In countries where the preponderance of voters is centrist, agrees on the exclusion of extremists, and expects both rightist and leftist candidates to differ only within a larger, moderate consensus, the divisiveness latent in presidential competition is not a serious problem... But societies beset by grave social and economic problems, divided about recent authoritarian regimes that once enjoyed significant popular support, and in which well-disciplined extremist parties have considerable electoral appeal, do not fit the model presented by the United States."
When Linz was writing his paper, the moderation of American political parties was already starting to break down, and the ideological polarization of the parties would accelerate just a few years after his paper was published with the "Republican Revolution" of the 1994 midterm election. The sorting of Republicans and Democrats into distinct ideological camps has continued ever since.
Since Linz' writing, Democrats have moved to the left and, to an even greater extent, Republicans have moved to the right. A commonly cited model of political polarization of congresspeople that sorts legislators by how often they vote with ideologically similar representatives called DW-NOMINATE shows the emergence of the kind of disciplined parties Linz warned about:
And that ideological radicalization is why both Hillary Clinton and Donald Trump face a crisis that could shake the core of our democratic republic. Each presidential nominee represents one of the two previously mentioned ways a president could run afoul of a legislature.
Thomson Reuters
Actually making any of these policies happen would, at the very least, open up strong questions about their legality. A president implementing ideas as constitutionally questionable as Trump's would have no historical precedent in the postwar era and would represent the kind of excess of power that has brought presidential democracies down in other countries.
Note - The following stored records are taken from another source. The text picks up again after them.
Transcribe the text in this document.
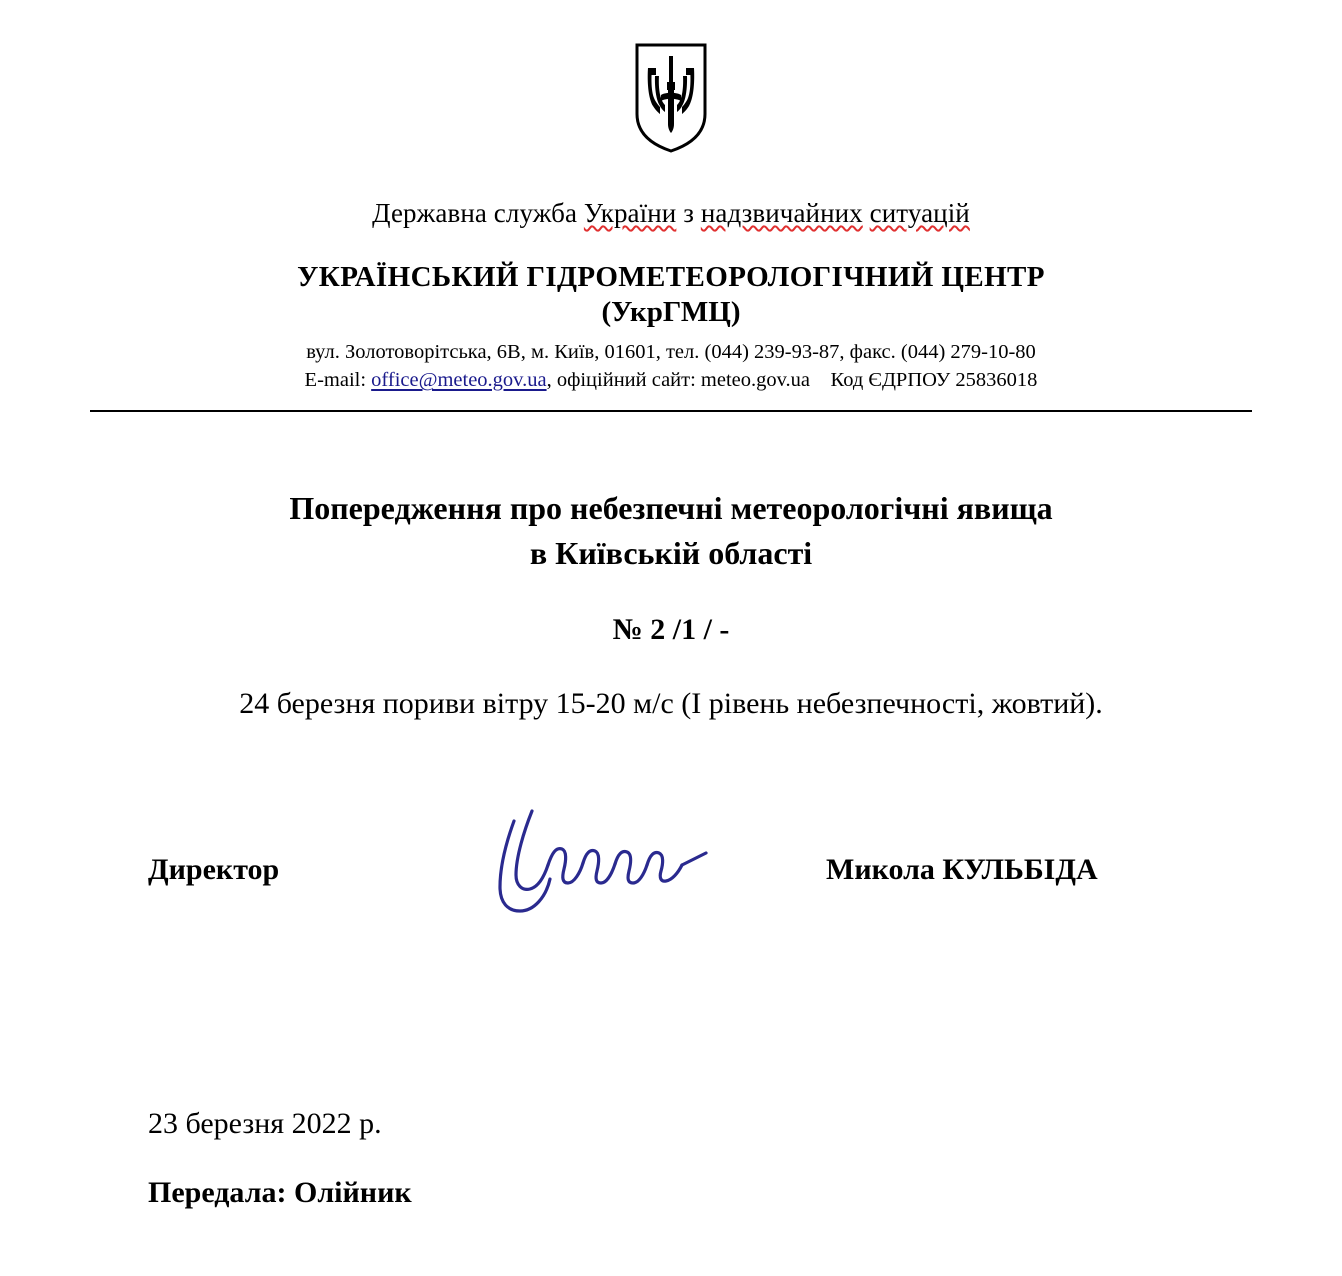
Державна служба України з надзвичайних ситуацій
УКРАЇНСЬКИЙ ГІДРОМЕТЕОРОЛОГІЧНИЙ ЦЕНТР
(УкрГМЦ)
вул. Золотоворітська, 6В, м. Київ, 01601, тел. (044) 239-93-87, факс. (044) 279-10-80
E-mail: office@meteo.gov.ua, офіційний сайт: meteo.gov.ua Код ЄДРПОУ 25836018
Попередження про небезпечні метеорологічні явища
в Київській області
№ 2 /1 / -
24 березня пориви вітру 15-20 м/с (І рівень небезпечності, жовтий).
Директор	Микола КУЛЬБІДА
23 березня 2022 р.
Передала: Олійник
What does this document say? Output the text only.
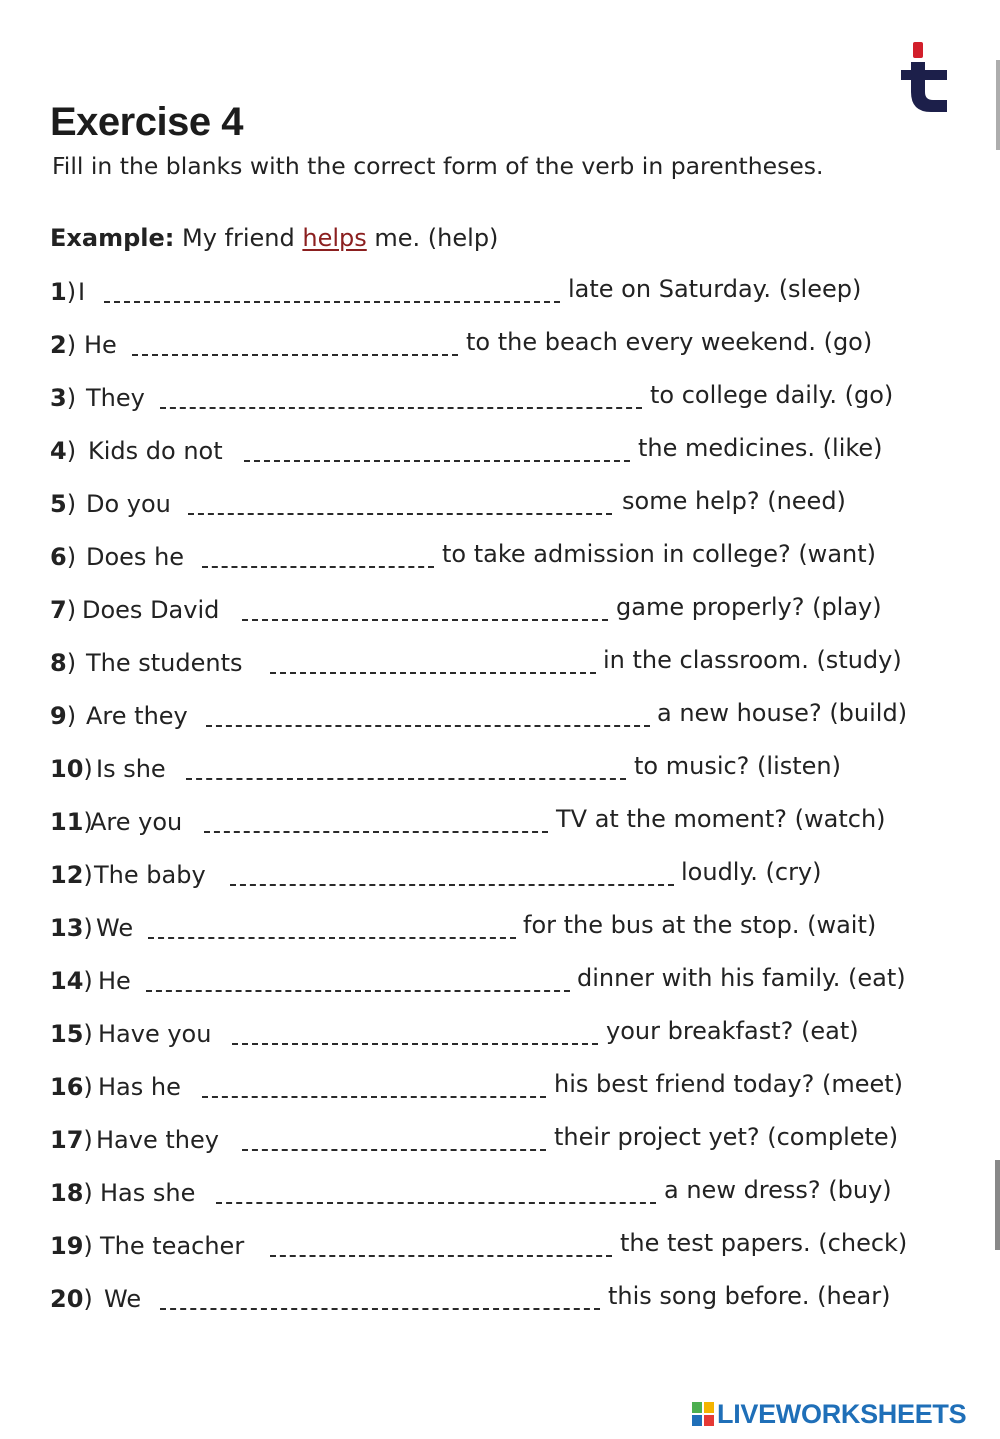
Exercise 4
Fill in the blanks with the correct form of the verb in parentheses.
Example: My friend helps me. (help)
1) I	late on Saturday. (sleep)
2) He	to the beach every weekend. (go)
3) They	to college daily. (go)
4) Kids do not	the medicines. (like)
5) Do you	some help? (need)
6) Does he	to take admission in college? (want)
7) Does David	game properly? (play)
8) The students	in the classroom. (study)
9) Are they	a new house? (build)
10) Is she	to music? (listen)
11)
Are you	TV at the moment? (watch)
12) The baby	loudly. (cry)
13) We	for the bus at the stop. (wait)
14) He	dinner with his family. (eat)
15) Have you	your breakfast? (eat)
16) Has he	his best friend today? (meet)
17) Have they	their project yet? (complete)
18) Has she	a new dress? (buy)
19) The teacher	the test papers. (check)
20) We	this song before. (hear)
LIVEWORKSHEETS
Meanwhile, a Clinton administration would be functionally at war with a Republican House of Representatives, opening up the other type of crisis Linz describes. Would a President Clinton represent the will of the people, or would a Chairman of the House Committee on Oversight and Reform Jason Chaffetz, who is already seeking further formal investigations of Clinton, be the real avatar of democracy? Other Republican congresspeople have already begun discussing impeaching Clinton, should she win the election.
One can easily imagine a Clinton presidency constantly accused of scandal, legitimate or not, by a hostile ideologically opposed party. And one can easily imagine a Trump presidency constantly pushing the borders of legitimate presidential power. Given the questionable history of presidential systems abroad, it's not hard to become disillusioned with the prospects of that system here.
This is an editorial. The opinions and conclusions expressed above are those of the author.